一抹の違和感

 資料室。


 アカデミーにはアカデミーでのすべての公的な業務や主要な事件に対する記録を残しておく資料室が存在する。それも表面的な記録に過ぎないけど、少なくとも個人的な経験しか陳述できない職員よりは幅広い情報を得ることができるだろう。


 言い換えれば、この資料室で手がかりを得ることができなければ、完全に無駄だという意味でもある。
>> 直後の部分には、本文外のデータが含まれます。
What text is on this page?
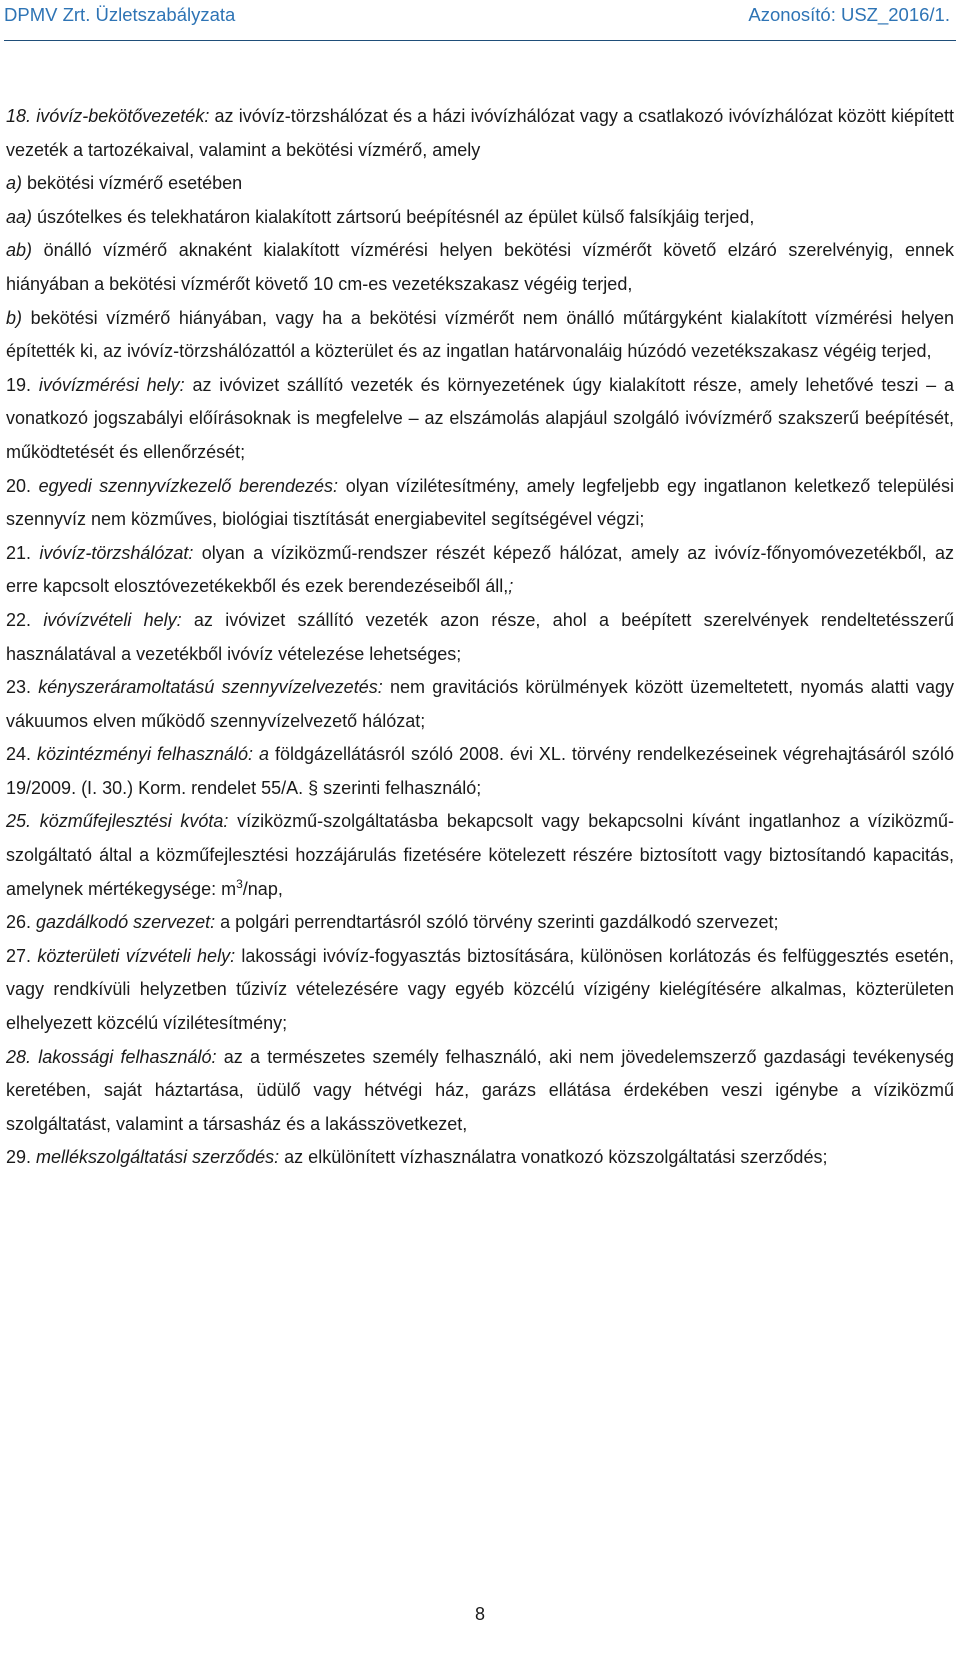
DPMV Zrt. Üzletszabályzata	Azonosító: USZ_2016/1.

18. ivóvíz-bekötővezeték: az ivóvíz-törzshálózat és a házi ivóvízhálózat vagy a csatlakozó ivóvízhálózat között kiépített vezeték a tartozékaival, valamint a bekötési vízmérő, amely

a) bekötési vízmérő esetében

aa) úszótelkes és telekhatáron kialakított zártsorú beépítésnél az épület külső falsíkjáig terjed,

ab) önálló vízmérő aknaként kialakított vízmérési helyen bekötési vízmérőt követő elzáró szerelvényig, ennek hiányában a bekötési vízmérőt követő 10 cm-es vezetékszakasz végéig terjed,

b) bekötési vízmérő hiányában, vagy ha a bekötési vízmérőt nem önálló műtárgyként kialakított vízmérési helyen építették ki, az ivóvíz-törzshálózattól a közterület és az ingatlan határvonaláig húzódó vezetékszakasz végéig terjed,

19. ivóvízmérési hely: az ivóvizet szállító vezeték és környezetének úgy kialakított része, amely lehetővé teszi – a vonatkozó jogszabályi előírásoknak is megfelelve – az elszámolás alapjául szolgáló ivóvízmérő szakszerű beépítését, működtetését és ellenőrzését;

20. egyedi szennyvízkezelő berendezés: olyan vízilétesítmény, amely legfeljebb egy ingatlanon keletkező települési szennyvíz nem közműves, biológiai tisztítását energiabevitel segítségével végzi;

21. ivóvíz-törzshálózat: olyan a víziközmű-rendszer részét képező hálózat, amely az ivóvíz-főnyomóvezetékből, az erre kapcsolt elosztóvezetékekből és ezek berendezéseiből áll,;

22. ivóvízvételi hely: az ivóvizet szállító vezeték azon része, ahol a beépített szerelvények rendeltetésszerű használatával a vezetékből ivóvíz vételezése lehetséges;

23. kényszeráramoltatású szennyvízelvezetés: nem gravitációs körülmények között üzemeltetett, nyomás alatti vagy vákuumos elven működő szennyvízelvezető hálózat;

24. közintézményi felhasználó: a földgázellátásról szóló 2008. évi XL. törvény rendelkezéseinek végrehajtásáról szóló 19/2009. (I. 30.) Korm. rendelet 55/A. § szerinti felhasználó;

25. közműfejlesztési kvóta: víziközmű-szolgáltatásba bekapcsolt vagy bekapcsolni kívánt ingatlanhoz a víziközmű-szolgáltató által a közműfejlesztési hozzájárulás fizetésére kötelezett részére biztosított vagy biztosítandó kapacitás, amelynek mértékegysége: $m^3$/nap,

26. gazdálkodó szervezet: a polgári perrendtartásról szóló törvény szerinti gazdálkodó szervezet;

27. közterületi vízvételi hely: lakossági ivóvíz-fogyasztás biztosítására, különösen korlátozás és felfüggesztés esetén, vagy rendkívüli helyzetben tűzivíz vételezésére vagy egyéb közcélú vízigény kielégítésére alkalmas, közterületen elhelyezett közcélú vízilétesítmény;

28. lakossági felhasználó: az a természetes személy felhasználó, aki nem jövedelemszerző gazdasági tevékenység keretében, saját háztartása, üdülő vagy hétvégi ház, garázs ellátása érdekében veszi igénybe a víziközmű szolgáltatást, valamint a társasház és a lakásszövetkezet,

29. mellékszolgáltatási szerződés: az elkülönített vízhasználatra vonatkozó közszolgáltatási szerződés;

8
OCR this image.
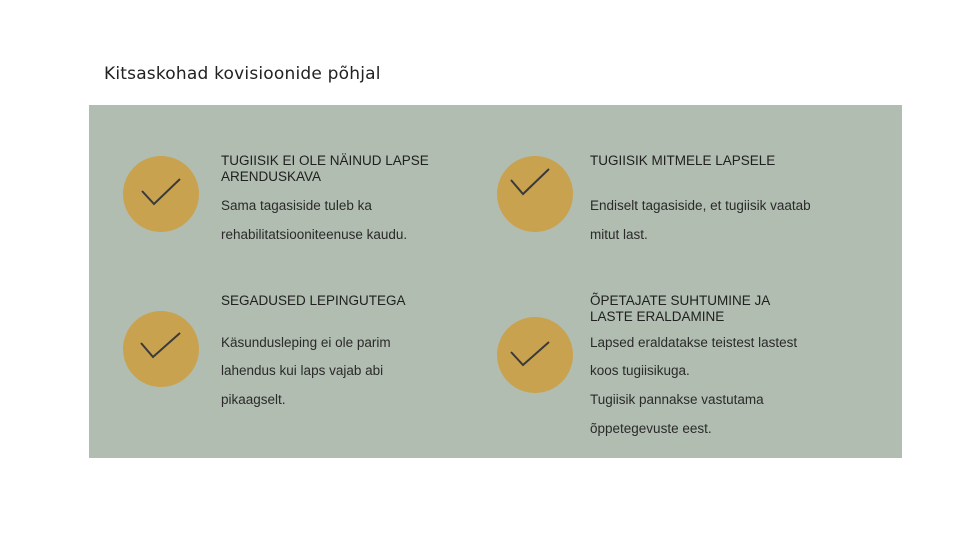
Kitsaskohad kovisioonide põhjal
TUGIISIK EI OLE NÄINUD LAPSE
ARENDUSKAVA
Sama tagasiside tuleb ka
rehabilitatsiooniteenuse kaudu.
TUGIISIK MITMELE LAPSELE
Endiselt tagasiside, et tugiisik vaatab
mitut last.
SEGADUSED LEPINGUTEGA
Käsundusleping ei ole parim
lahendus kui laps vajab abi
pikaagselt.
ÕPETAJATE SUHTUMINE JA
LASTE ERALDAMINE
Lapsed eraldatakse teistest lastest
koos tugiisikuga.
Tugiisik pannakse vastutama
õppetegevuste eest.
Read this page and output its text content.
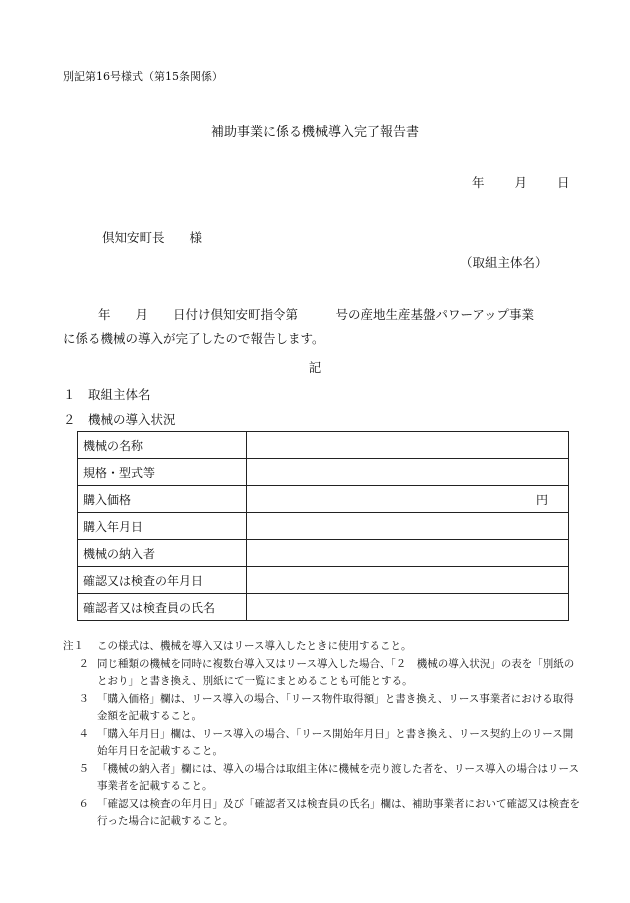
別記第16号様式（第15条関係）
補助事業に係る機械導入完了報告書
年 月 日
倶知安町長　　様
（取組主体名）
年　　月　　日付け倶知安町指令第　　　号の産地生産基盤パワーアップ事業
に係る機械の導入が完了したので報告します。
記
１　取組主体名
２　機械の導入状況
機械の名称	
規格・型式等	
購入価格	円
購入年月日	
機械の納入者	
確認又は検査の年月日	
確認者又は検査員の氏名	
注１	この様式は、機械を導入又はリース導入したときに使用すること。
２ 同じ種類の機械を同時に複数台導入又はリース導入した場合、「２　機械の導入状況」の表を「別紙のとおり」と書き換え、別紙にて一覧にまとめることも可能とする。
３ 「購入価格」欄は、リース導入の場合、「リース物件取得額」と書き換え、リース事業者における取得金額を記載すること。
４ 「購入年月日」欄は、リース導入の場合、「リース開始年月日」と書き換え、リース契約上のリース開始年月日を記載すること。
５ 「機械の納入者」欄には、導入の場合は取組主体に機械を売り渡した者を、リース導入の場合はリース事業者を記載すること。
６ 「確認又は検査の年月日」及び「確認者又は検査員の氏名」欄は、補助事業者において確認又は検査を行った場合に記載すること。
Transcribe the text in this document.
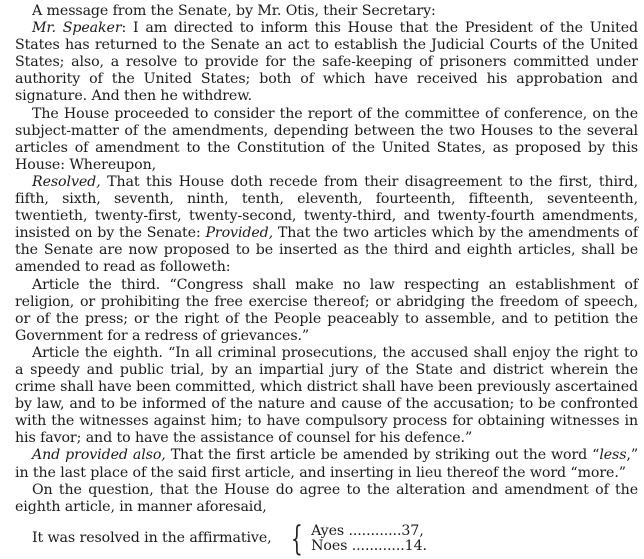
A message from the Senate, by Mr. Otis, their Secretary:

Mr. Speaker: I am directed to inform this House that the President of the United States has returned to the Senate an act to establish the Judicial Courts of the United States; also, a resolve to provide for the safe-keeping of prisoners committed under authority of the United States; both of which have received his approbation and signature. And then he withdrew.

The House proceeded to consider the report of the committee of conference, on the subject-matter of the amendments, depending between the two Houses to the several articles of amendment to the Constitution of the United States, as proposed by this House: Whereupon,

Resolved, That this House doth recede from their disagreement to the first, third, fifth, sixth, seventh, ninth, tenth, eleventh, fourteenth, fifteenth, seventeenth, twentieth, twenty-first, twenty-second, twenty-third, and twenty-fourth amendments, insisted on by the Senate: Provided, That the two articles which by the amendments of the Senate are now proposed to be inserted as the third and eighth articles, shall be amended to read as followeth:

Article the third. “Congress shall make no law respecting an establishment of religion, or prohibiting the free exercise thereof; or abridging the freedom of speech, or of the press; or the right of the People peaceably to assemble, and to petition the Government for a redress of grievances.”

Article the eighth. “In all criminal prosecutions, the accused shall enjoy the right to a speedy and public trial, by an impartial jury of the State and district wherein the crime shall have been committed, which district shall have been previously ascertained by law, and to be informed of the nature and cause of the accusation; to be confronted with the witnesses against him; to have compulsory process for obtaining witnesses in his favor; and to have the assistance of counsel for his defence.”

And provided also, That the first article be amended by striking out the word “less,” in the last place of the said first article, and inserting in lieu thereof the word “more.”

On the question, that the House do agree to the alteration and amendment of the eighth article, in manner aforesaid,

It was resolved in the affirmative, { Ayes ............37,
Noes ............14.
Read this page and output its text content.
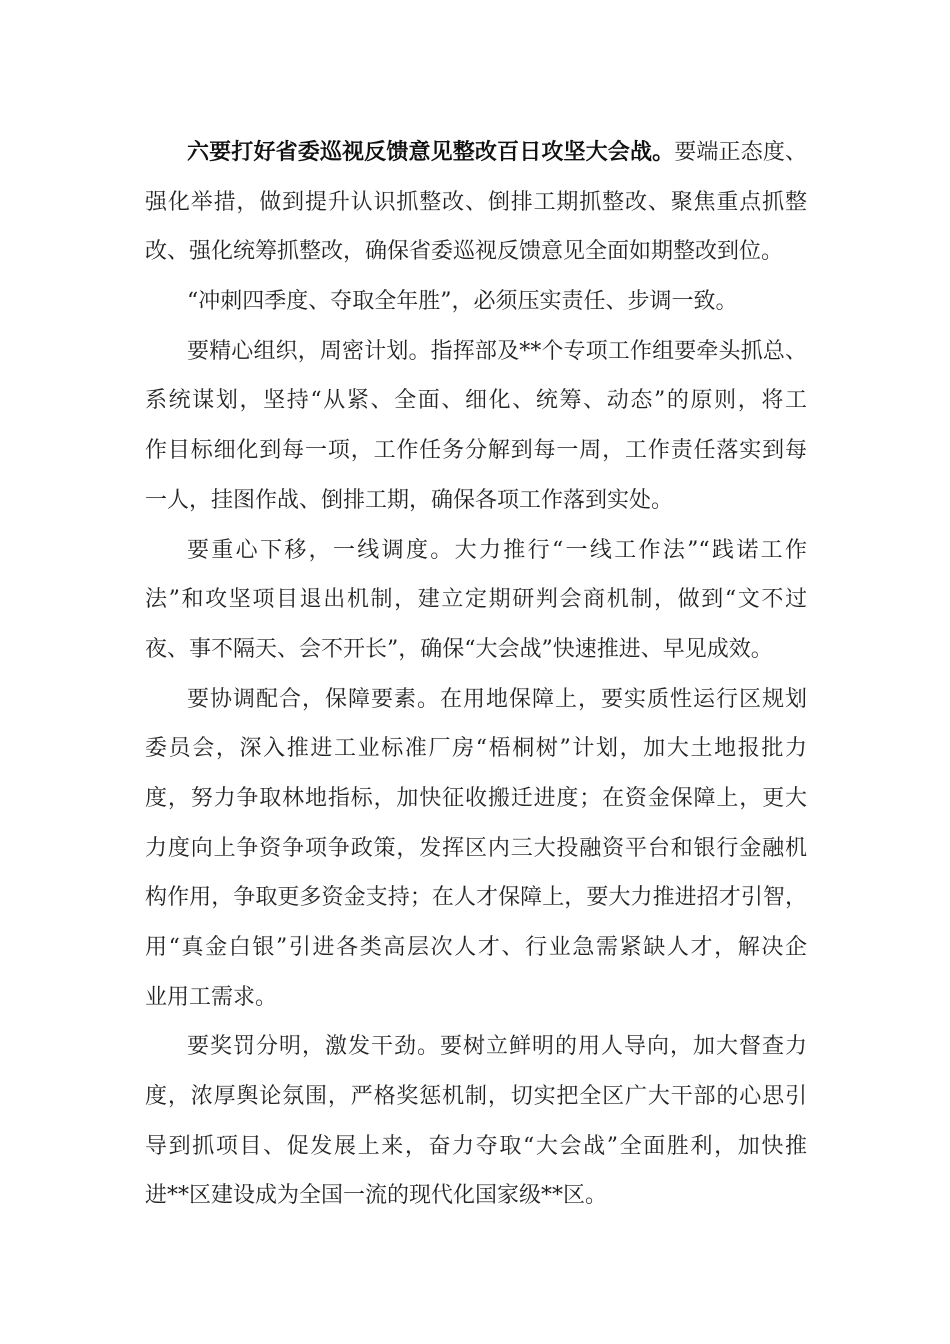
六要打好省委巡视反馈意见整改百日攻坚大会战。要端正态度、
强化举措，做到提升认识抓整改、倒排工期抓整改、聚焦重点抓整
改、强化统筹抓整改，确保省委巡视反馈意见全面如期整改到位。
“冲刺四季度、夺取全年胜”，必须压实责任、步调一致。
要精心组织，周密计划。指挥部及**个专项工作组要牵头抓总、
系统谋划，坚持“从紧、全面、细化、统筹、动态”的原则，将工
作目标细化到每一项，工作任务分解到每一周，工作责任落实到每
一人，挂图作战、倒排工期，确保各项工作落到实处。
要重心下移，一线调度。大力推行“一线工作法”“践诺工作
法”和攻坚项目退出机制，建立定期研判会商机制，做到“文不过
夜、事不隔天、会不开长”，确保“大会战”快速推进、早见成效。
要协调配合，保障要素。在用地保障上，要实质性运行区规划
委员会，深入推进工业标准厂房“梧桐树”计划，加大土地报批力
度，努力争取林地指标，加快征收搬迁进度；在资金保障上，更大
力度向上争资争项争政策，发挥区内三大投融资平台和银行金融机
构作用，争取更多资金支持；在人才保障上，要大力推进招才引智，
用“真金白银”引进各类高层次人才、行业急需紧缺人才，解决企
业用工需求。
要奖罚分明，激发干劲。要树立鲜明的用人导向，加大督查力
度，浓厚舆论氛围，严格奖惩机制，切实把全区广大干部的心思引
导到抓项目、促发展上来，奋力夺取“大会战”全面胜利，加快推
进**区建设成为全国一流的现代化国家级**区。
「ところでお姉様、本当に私が見た啓示夢のように亀裂が急激に膨張することがあるんですか?」


 ふとアルカがそんな質問をした。


「それは確かにおかしいわよね。けれど、私も具体的な理由はまだ分からないのよ」


 アルカの話によると、啓示夢では邪毒濃度が高すぎて前兆が目に見えるほどだったという。


 でもそれは話にならない。邪毒獣が現れるほど時空亀裂を拡張させるには、前兆よりも高い邪毒濃度が必要だから。それこそ、邪毒濃度だけでも小さな時空亀裂があちこちに生じるほど。ゲームでもアカデミー敷地の随所に時空亀裂が発生し、魔物が現れたのが邪毒獣出現による邪毒濃度上昇のためだった。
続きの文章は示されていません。